At the time of the breakfast, I had finally had enough of her appallingly rude behavior, her mean verbal assaults cloaked as "honesty"(for example, spreading vicious gossip about LuAnn’s family, condescending to my catering staff in Miami, calling Sonja an "airhead", telling me when to get out of the pool etc.) and utter lack of self-reflection. There are so many solid examples of her treacherous and disturbing behavior, which I will not enumerate here, but suffice it to say I felt so stupid that I had ever attempted to defend her. It’s my fault for overlooking things for so long, but my eyes are now wide open.
As you all have witnessed, my dad can be wildly inappropriate at times. Believe me -- I have repeatedly asked him to behave, to tone down the sexual comments and “dirty old man” routine. But he’s a grown man, and I can't change him. All I can do is turn red, be embarrassed, and pray that he doesn’t get his face slapped.
Growing up, my dad was my hero. He was an amazing father and husband to my beautiful mother. When I had my accident, he was the one who told me to "keep screaming" while I was trapped for three hours in the conveyor belt, even though others were trying to quiet me down. He was the one who told me that I would be the "bionic woman" when we learned the doctors would have to amputate my leg. He taught me never to be a follower and always believe in myself. He has always been funny, real and my champion -- the way a great father should be.
Before my mom died, my dad didn’t behave as outrageously as you have seen. I know I’ve been taken to task for his behavior, and I can understand why it seems I condone it. But, please recognize, he is my father, not some stranger or acquaintance. I love him unconditionally. I don’t know how many years he has left, and I choose to accept him. I cannot be held accountable for his actions, but truly he is harmless and fundamentally kind. And NEVER would he throw anyone out of his home, vacation spot, or party. Please try to look beyond his schtick -- he is a decent, good man.
My dad had no idea it was a girls-only event. I was supposed to go with him, but at last minute decided to opt out. Suddenly, he found himself in a situation where he felt he had to protect his daughter. Truth be told, he, Ramona and Mario were friendly and in touch after Miami. He corresponded with them often and felt comfortable asking Ramona nicely for an apology. I am sure all of us can relate to a parent feeling protective of their children.

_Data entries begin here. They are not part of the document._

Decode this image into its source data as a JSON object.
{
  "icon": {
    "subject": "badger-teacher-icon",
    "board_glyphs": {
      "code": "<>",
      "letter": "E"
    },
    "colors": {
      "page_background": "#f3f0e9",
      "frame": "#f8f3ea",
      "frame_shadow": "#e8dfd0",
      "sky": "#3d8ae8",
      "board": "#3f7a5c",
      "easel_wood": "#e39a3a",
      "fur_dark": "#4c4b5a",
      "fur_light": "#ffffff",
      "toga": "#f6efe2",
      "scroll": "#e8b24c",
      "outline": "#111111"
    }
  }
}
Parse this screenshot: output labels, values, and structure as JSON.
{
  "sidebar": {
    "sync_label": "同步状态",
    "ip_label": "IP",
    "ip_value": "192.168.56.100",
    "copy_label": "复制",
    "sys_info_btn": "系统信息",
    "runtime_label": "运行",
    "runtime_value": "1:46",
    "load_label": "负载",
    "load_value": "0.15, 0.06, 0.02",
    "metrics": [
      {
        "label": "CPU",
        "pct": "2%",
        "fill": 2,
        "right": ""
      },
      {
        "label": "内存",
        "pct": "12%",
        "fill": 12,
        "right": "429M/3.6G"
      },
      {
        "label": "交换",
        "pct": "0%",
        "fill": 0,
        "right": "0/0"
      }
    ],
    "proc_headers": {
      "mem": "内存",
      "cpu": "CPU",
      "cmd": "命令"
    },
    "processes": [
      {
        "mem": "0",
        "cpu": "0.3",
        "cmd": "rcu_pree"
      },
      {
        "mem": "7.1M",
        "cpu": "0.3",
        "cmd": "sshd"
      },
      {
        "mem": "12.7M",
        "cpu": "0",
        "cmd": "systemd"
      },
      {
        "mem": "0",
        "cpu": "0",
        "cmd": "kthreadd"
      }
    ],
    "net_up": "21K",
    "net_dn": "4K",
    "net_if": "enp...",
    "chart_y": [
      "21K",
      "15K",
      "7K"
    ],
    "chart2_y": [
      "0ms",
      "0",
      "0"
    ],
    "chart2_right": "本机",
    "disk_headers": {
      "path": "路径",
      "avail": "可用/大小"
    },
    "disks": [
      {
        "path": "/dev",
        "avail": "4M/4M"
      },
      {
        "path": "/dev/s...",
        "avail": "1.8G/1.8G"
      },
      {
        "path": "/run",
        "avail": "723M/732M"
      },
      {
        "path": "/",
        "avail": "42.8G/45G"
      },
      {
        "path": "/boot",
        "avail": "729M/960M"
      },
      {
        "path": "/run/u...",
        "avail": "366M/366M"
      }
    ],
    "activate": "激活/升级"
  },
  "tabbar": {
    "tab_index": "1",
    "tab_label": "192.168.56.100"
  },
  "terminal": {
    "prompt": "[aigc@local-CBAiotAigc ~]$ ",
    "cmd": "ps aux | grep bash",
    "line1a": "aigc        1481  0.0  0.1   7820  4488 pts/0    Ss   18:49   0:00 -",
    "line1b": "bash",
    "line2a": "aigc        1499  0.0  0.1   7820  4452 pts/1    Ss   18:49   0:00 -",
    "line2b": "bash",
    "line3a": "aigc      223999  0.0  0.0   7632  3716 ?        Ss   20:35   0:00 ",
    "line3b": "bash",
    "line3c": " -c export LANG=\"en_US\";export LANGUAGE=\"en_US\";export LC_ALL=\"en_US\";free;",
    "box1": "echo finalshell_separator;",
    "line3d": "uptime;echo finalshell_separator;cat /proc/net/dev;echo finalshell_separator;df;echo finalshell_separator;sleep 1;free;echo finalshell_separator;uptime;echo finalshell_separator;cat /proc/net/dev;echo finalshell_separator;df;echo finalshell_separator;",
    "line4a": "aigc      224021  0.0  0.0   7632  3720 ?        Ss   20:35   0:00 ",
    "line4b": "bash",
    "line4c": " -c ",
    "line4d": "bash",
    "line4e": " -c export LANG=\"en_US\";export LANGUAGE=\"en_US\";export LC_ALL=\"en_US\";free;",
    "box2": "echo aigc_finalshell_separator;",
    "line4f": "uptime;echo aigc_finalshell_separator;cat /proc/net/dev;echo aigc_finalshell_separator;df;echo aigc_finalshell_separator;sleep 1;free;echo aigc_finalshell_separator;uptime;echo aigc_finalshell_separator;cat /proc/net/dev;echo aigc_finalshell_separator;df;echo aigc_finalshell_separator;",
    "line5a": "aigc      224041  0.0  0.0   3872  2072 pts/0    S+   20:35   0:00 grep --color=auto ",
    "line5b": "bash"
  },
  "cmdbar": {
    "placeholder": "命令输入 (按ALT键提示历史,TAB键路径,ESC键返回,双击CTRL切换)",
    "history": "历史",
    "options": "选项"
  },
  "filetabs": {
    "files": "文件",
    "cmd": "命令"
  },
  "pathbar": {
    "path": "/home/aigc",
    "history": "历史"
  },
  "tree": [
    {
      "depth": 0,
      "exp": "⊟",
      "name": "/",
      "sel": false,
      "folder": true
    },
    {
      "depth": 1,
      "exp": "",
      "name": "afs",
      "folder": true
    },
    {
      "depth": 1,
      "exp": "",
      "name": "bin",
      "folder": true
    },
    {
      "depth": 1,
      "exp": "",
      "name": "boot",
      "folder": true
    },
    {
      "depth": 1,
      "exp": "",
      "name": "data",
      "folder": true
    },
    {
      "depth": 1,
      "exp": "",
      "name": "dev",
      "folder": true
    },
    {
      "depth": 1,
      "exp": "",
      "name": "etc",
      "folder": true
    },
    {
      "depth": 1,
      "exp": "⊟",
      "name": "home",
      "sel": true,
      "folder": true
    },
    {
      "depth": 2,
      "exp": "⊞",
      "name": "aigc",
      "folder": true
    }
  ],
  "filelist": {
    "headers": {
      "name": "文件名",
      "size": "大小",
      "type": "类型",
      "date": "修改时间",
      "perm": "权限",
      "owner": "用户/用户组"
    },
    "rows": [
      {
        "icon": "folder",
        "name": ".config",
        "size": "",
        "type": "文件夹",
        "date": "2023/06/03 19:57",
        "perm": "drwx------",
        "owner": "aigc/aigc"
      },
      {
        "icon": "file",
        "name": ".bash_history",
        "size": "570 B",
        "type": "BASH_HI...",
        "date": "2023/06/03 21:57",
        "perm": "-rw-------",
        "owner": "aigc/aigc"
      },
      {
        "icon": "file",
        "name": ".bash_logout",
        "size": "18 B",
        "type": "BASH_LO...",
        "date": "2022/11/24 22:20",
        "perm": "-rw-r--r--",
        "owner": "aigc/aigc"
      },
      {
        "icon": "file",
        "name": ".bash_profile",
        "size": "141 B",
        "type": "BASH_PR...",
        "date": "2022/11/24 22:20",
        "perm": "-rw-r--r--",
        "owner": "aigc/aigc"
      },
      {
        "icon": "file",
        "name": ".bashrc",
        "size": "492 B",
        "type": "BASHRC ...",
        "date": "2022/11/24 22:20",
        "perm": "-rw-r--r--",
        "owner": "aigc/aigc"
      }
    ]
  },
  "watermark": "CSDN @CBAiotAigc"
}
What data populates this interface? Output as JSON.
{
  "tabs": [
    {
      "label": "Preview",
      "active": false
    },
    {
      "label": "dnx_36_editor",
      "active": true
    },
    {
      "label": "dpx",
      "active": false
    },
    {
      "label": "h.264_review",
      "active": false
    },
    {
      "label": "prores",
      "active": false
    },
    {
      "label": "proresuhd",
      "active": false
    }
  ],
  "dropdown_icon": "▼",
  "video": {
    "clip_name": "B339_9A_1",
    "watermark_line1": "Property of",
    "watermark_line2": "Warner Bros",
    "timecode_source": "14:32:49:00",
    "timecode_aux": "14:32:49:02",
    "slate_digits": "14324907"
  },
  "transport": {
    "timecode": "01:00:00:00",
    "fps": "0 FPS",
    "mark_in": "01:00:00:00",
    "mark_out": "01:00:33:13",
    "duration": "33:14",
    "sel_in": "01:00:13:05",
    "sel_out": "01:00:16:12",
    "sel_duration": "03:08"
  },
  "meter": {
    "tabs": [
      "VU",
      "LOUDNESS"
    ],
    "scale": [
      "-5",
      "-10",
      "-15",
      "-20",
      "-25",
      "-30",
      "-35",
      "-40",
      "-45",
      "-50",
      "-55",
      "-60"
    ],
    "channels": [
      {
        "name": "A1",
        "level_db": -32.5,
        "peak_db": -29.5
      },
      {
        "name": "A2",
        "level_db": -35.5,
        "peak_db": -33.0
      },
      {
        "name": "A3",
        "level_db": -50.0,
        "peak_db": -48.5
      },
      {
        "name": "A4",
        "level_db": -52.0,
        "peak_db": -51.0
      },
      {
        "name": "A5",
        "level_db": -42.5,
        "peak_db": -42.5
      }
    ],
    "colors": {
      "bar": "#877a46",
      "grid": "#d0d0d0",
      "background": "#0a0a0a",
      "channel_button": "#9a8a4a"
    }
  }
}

All I can say is that Ramona should not have had two guards eject my father from her party. It was a vile moment that says more about Ramona's relentless need to be seen in the best light than my father’s behavior. For the record Ramona's self serving overreaction to my fathers touching her arm was the worst bad acting I have ever seen. I was very surprised that Ramona wouldn't accept my check. This was about a charity, where personal feelings should not get in the way of money given to help those in need.
If the tables were turned, I would never order the removal from my home or party of one of Ramona’s relatives. Believe me, my father was rattled and speechless.
I am so looking forward to supporting Heather's very important charity event benefitting The Kellner Foundation. It was hilarious that she asked me -- we all know I'm a klutz with a tendency to trip and fall in public.
I would also like to cheer for my new friend Bradie. She lost her leg recently in a boating accident. She is 17 years old and lives in St Louis. This week she got up for the first time in a new temporary prosthesis. I am so proud of her strength, courage, and perseverence. Bradie is kind, outgoing smart and quite the stunner. Bradie, thank you for reaching out to me. I wish that all of your dreams come true and more.